Роман повествует о сложных, интересных и забавных отношениях между матерью и дочерью. Аврора Гринуэй, «веселая вдова», все свои полвека с лишним занималась единственным, захватывающим и увлекательным делом: привлечением на свою орбиту возможно большего числа поклонников. Ее бурные и краткие, либо, напротив, долгие и глубокие романы служили своеобразным укором ее дочери Эмме.

КНИГА I

МАТЬ ЭММЫ

1962

ГЛАВА I

– Удачный брак всегда зависит от женщины, – сказала миссис Гринуэй.

– Вовсе нет, – возразила Эмма, не поднимая глаз. Она сидела на полу посреди гостиной, разбирая груду одежды.

– Конечно, зависит, – сказала миссис Гринуэй с напускной серьезностью. Она поджала губы и нахмурила брови. Опять Эмма позволила себе нарушить правила приличий, отступление от которых миссис Гринуэй всегда старалась встречать строгим выражением лица, хотя бы мимолетным.

Аврора Гринуэй знала, что строгость ей не к лицу, и даже совсем не к лицу, и взяла себе за правило избегать ее проявления, если только это не касалось ее определенного долга. Некоторое время она смотрела на нее, как на чужую, но Эмма была ее дочерью, и манеры дочери были предметом ее материнских обязанностей.

ГЛАВА II

– Хочу тебя обрадовать, я успокоилась, – сказала Аврора очень рано на следующее утро. – Может быть, из-за этого и правда не стоит так сокрушаться.

– Из-за чего? – спросила Эмма. Было только половина восьмого и она только проснулась. Да еще, когда бежала к телефону на кухне, она стукнулась обо что-то пальцем ноги.

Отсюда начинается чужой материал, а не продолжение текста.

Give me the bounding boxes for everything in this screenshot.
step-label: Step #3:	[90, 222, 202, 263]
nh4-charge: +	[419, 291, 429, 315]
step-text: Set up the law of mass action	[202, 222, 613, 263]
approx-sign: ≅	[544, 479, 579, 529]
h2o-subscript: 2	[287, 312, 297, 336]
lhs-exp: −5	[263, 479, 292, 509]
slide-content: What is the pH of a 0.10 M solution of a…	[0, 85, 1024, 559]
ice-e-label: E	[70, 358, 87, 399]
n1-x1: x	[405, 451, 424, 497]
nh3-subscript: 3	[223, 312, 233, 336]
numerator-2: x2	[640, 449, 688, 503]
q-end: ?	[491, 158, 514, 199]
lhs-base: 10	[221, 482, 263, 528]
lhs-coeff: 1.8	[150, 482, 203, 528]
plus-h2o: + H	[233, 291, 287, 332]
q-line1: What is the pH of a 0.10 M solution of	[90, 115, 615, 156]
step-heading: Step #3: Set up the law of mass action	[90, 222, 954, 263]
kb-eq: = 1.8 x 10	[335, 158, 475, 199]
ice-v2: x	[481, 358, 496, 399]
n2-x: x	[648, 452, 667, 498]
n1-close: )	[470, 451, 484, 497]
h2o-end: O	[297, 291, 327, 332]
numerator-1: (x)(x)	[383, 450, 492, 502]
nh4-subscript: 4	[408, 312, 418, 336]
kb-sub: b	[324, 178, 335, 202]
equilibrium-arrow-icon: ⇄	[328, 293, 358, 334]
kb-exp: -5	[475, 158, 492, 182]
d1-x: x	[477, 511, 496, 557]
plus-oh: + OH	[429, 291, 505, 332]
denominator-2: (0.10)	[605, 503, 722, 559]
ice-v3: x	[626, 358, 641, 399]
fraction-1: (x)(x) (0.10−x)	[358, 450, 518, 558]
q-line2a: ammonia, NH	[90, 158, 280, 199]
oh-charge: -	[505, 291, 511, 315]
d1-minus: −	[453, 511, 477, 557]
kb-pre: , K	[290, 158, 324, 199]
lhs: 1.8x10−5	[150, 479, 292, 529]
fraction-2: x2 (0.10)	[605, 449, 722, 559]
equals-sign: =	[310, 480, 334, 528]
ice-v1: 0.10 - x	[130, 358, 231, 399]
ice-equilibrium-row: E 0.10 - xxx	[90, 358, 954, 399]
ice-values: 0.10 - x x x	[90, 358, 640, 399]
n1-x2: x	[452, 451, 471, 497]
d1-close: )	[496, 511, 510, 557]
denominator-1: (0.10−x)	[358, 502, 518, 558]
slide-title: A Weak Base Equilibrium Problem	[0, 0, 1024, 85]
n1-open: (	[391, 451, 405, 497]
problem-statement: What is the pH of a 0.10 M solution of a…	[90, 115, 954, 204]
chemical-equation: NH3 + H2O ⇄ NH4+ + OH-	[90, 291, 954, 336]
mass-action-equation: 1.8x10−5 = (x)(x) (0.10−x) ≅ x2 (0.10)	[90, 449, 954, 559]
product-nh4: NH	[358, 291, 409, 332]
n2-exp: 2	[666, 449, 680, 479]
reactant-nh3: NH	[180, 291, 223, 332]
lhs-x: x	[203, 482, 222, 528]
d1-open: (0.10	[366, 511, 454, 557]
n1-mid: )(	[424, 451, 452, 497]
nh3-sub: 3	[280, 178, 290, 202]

– Эмма, я тебя разбудила? Ты что, принимаешь снотворное?

– Мама, ради Бога! – сказала Эмма. – Только светает! Я крепко спала. Что ты хотела?

ГЛАВА III

Около десяти часов до полудня, немного вздремнув, чтобы успокоиться, Аврора спустилась и прошла во внутренний дворик. Рози, прослужившая у нее двадцать два года, нашла ее там откинувшейся в шезлонге.

– Почему у всех телефонов в этом доме сняты трубки? – спросила Рози.

– Ну и что, это же не твой дом, – с вызовом бросила Аврора.

– Да, а если наступит второе пришествие, – безмятежно заметила Рози. – И мы ничего не узнаем, потому что до нас невозможно дозвониться. Может быть, я захочу начать новую жизнь.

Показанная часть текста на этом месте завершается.